The whole matter raised in my mind, though, the growing trend of buffet-style religion. It is the notion that one is able to wander down the shopping aisle of faith and select those elements one feels most comfortable with at that particular moment in time. Now granted, Buddhism would probably not have such a problem with this concept but Buddhism is more of a philosophy than a religion. The world’s major religions though, Judaism, Islam and Christianity, certainly do have an issue with the ‘pick and choose’ mentality because they do not consider religion is simply about whichever path one prefers to use in climbing the mountain of eternity.

Speaking from a Christian perspective, Jesus is not called ‘Jesus Christ’ because His surname was ‘Christ’ but because Christ means Messiah and that is what Jesus claimed to be. The Gospels cite Jesus referring to Himself as “the way, the truth and the life”. You would have noticed that Jesus used the definitive article, the. Not merely a nice guy, or a social liberator, Jesus claimed to be the true God. That statement made by Jesus leads us to two possible conclusions, (1) He is wrong; which means He is a liar and quite possibly a madman and we should have no part of Him or Christianity, or, (2) He is exactly who He says He is; the Son of God who was born of a virgin, who preached about eternity, established a Church on the rock of Peter, died on a cross, rose again and ascended into heaven. We must choose between one option or the other, liar or God; it is impossible for there to be a middle ground.

It is from this standpoint that Christianity, and specifically Catholicism, states that she possesses the fullness of truth. There is, of course, no shortage of people out there who will say that it is sheer arrogance for anyone to state that they offer the fullness of truth, but think about it; if Jesus is really who He said He was and if the Gospels really contain the story of His life, what else is Christianity going to say, indeed what else can she say?

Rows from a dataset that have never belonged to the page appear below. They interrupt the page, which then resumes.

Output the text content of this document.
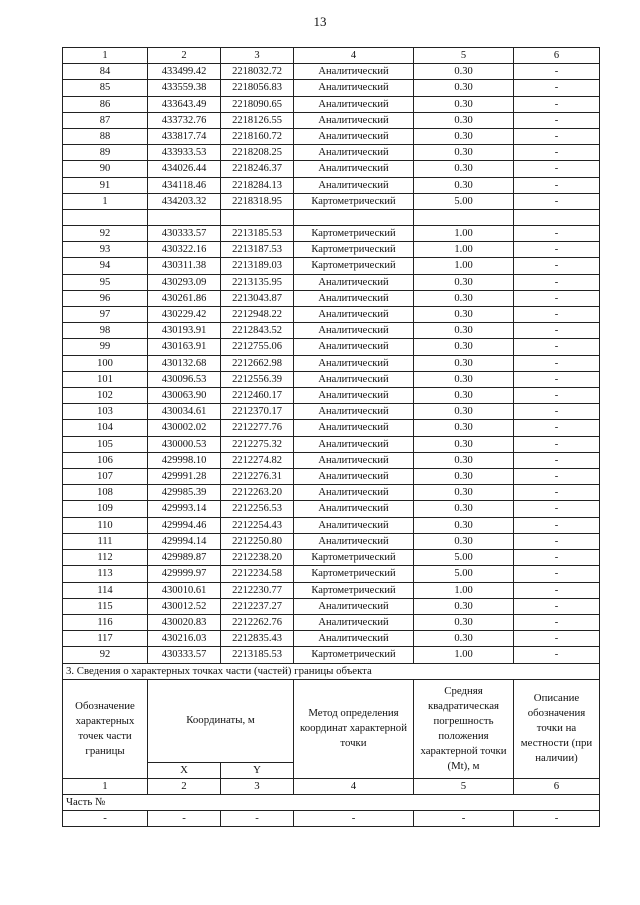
13
1	2	3	4	5	6
84	433499.42	2218032.72	Аналитический	0.30	-
85	433559.38	2218056.83	Аналитический	0.30	-
86	433643.49	2218090.65	Аналитический	0.30	-
87	433732.76	2218126.55	Аналитический	0.30	-
88	433817.74	2218160.72	Аналитический	0.30	-
89	433933.53	2218208.25	Аналитический	0.30	-
90	434026.44	2218246.37	Аналитический	0.30	-
91	434118.46	2218284.13	Аналитический	0.30	-
1	434203.32	2218318.95	Картометрический	5.00	-

92	430333.57	2213185.53	Картометрический	1.00	-
93	430322.16	2213187.53	Картометрический	1.00	-
94	430311.38	2213189.03	Картометрический	1.00	-
95	430293.09	2213135.95	Аналитический	0.30	-
96	430261.86	2213043.87	Аналитический	0.30	-
97	430229.42	2212948.22	Аналитический	0.30	-
98	430193.91	2212843.52	Аналитический	0.30	-
99	430163.91	2212755.06	Аналитический	0.30	-
100	430132.68	2212662.98	Аналитический	0.30	-
101	430096.53	2212556.39	Аналитический	0.30	-
102	430063.90	2212460.17	Аналитический	0.30	-
103	430034.61	2212370.17	Аналитический	0.30	-
104	430002.02	2212277.76	Аналитический	0.30	-
105	430000.53	2212275.32	Аналитический	0.30	-
106	429998.10	2212274.82	Аналитический	0.30	-
107	429991.28	2212276.31	Аналитический	0.30	-
108	429985.39	2212263.20	Аналитический	0.30	-
109	429993.14	2212256.53	Аналитический	0.30	-
110	429994.46	2212254.43	Аналитический	0.30	-
111	429994.14	2212250.80	Аналитический	0.30	-
112	429989.87	2212238.20	Картометрический	5.00	-
113	429999.97	2212234.58	Картометрический	5.00	-
114	430010.61	2212230.77	Картометрический	1.00	-
115	430012.52	2212237.27	Аналитический	0.30	-
116	430020.83	2212262.76	Аналитический	0.30	-
117	430216.03	2212835.43	Аналитический	0.30	-
92	430333.57	2213185.53	Картометрический	1.00	-
3. Сведения о характерных точках части (частей) границы объекта					
Обозначение характерных точек части границы	Координаты, м		Метод определения координат характерной точки	Средняя квадратическая погрешность положения характерной точки (Mt), м	Описание обозначения точки на местности (при наличии)
	X	Y			
1	2	3	4	5	6
Часть №					
-	-	-	-	-	-
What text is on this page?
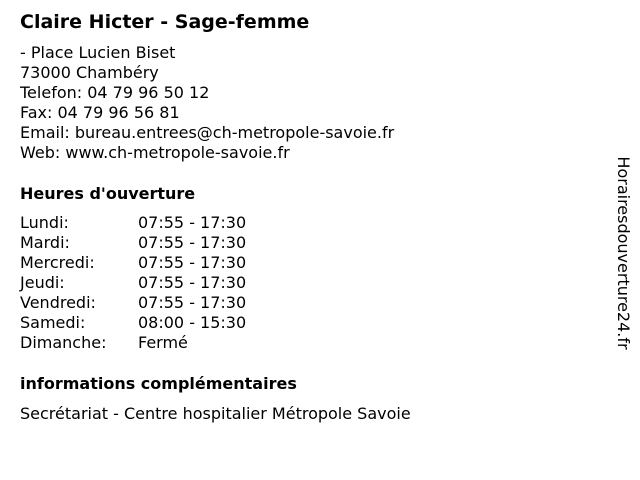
Claire Hicter - Sage-femme
- Place Lucien Biset
73000 Chambéry
Telefon: 04 79 96 50 12
Fax: 04 79 96 56 81
Email: bureau.entrees@ch-metropole-savoie.fr
Web: www.ch-metropole-savoie.fr
Heures d'ouverture
Lundi:	07:55 - 17:30
Mardi:	07:55 - 17:30
Mercredi:	07:55 - 17:30
Jeudi:	07:55 - 17:30
Vendredi:	07:55 - 17:30
Samedi:	08:00 - 15:30
Dimanche:	Fermé
informations complémentaires
Secrétariat - Centre hospitalier Métropole Savoie
Horairesdouverture24.fr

There will continue to be many good people like Darren who begin the journey (or live the entire journey) taking a little from column A and a little from column B, seeing Jesus as a good man but not being able to take the next step in proclaiming with the Apostle Thomas, “my Lord and my God”. Thankfully, we know that God leads all people to Himself and will always bless a heart that is responding to truth, beauty and goodness in the best way it can. Living our own faith with surety and making genuine friendships with those around us is another way to share the great joy of faith.
Far from arrogance, Christianity calls us to the greatest mystery and reality that we will ever know. Each of us is completely free to choose what we will believe but at some point a genuine choice must be made. Happiness cannot be found in the shopping aisles of faith. Eventually we must take it all or leave it all.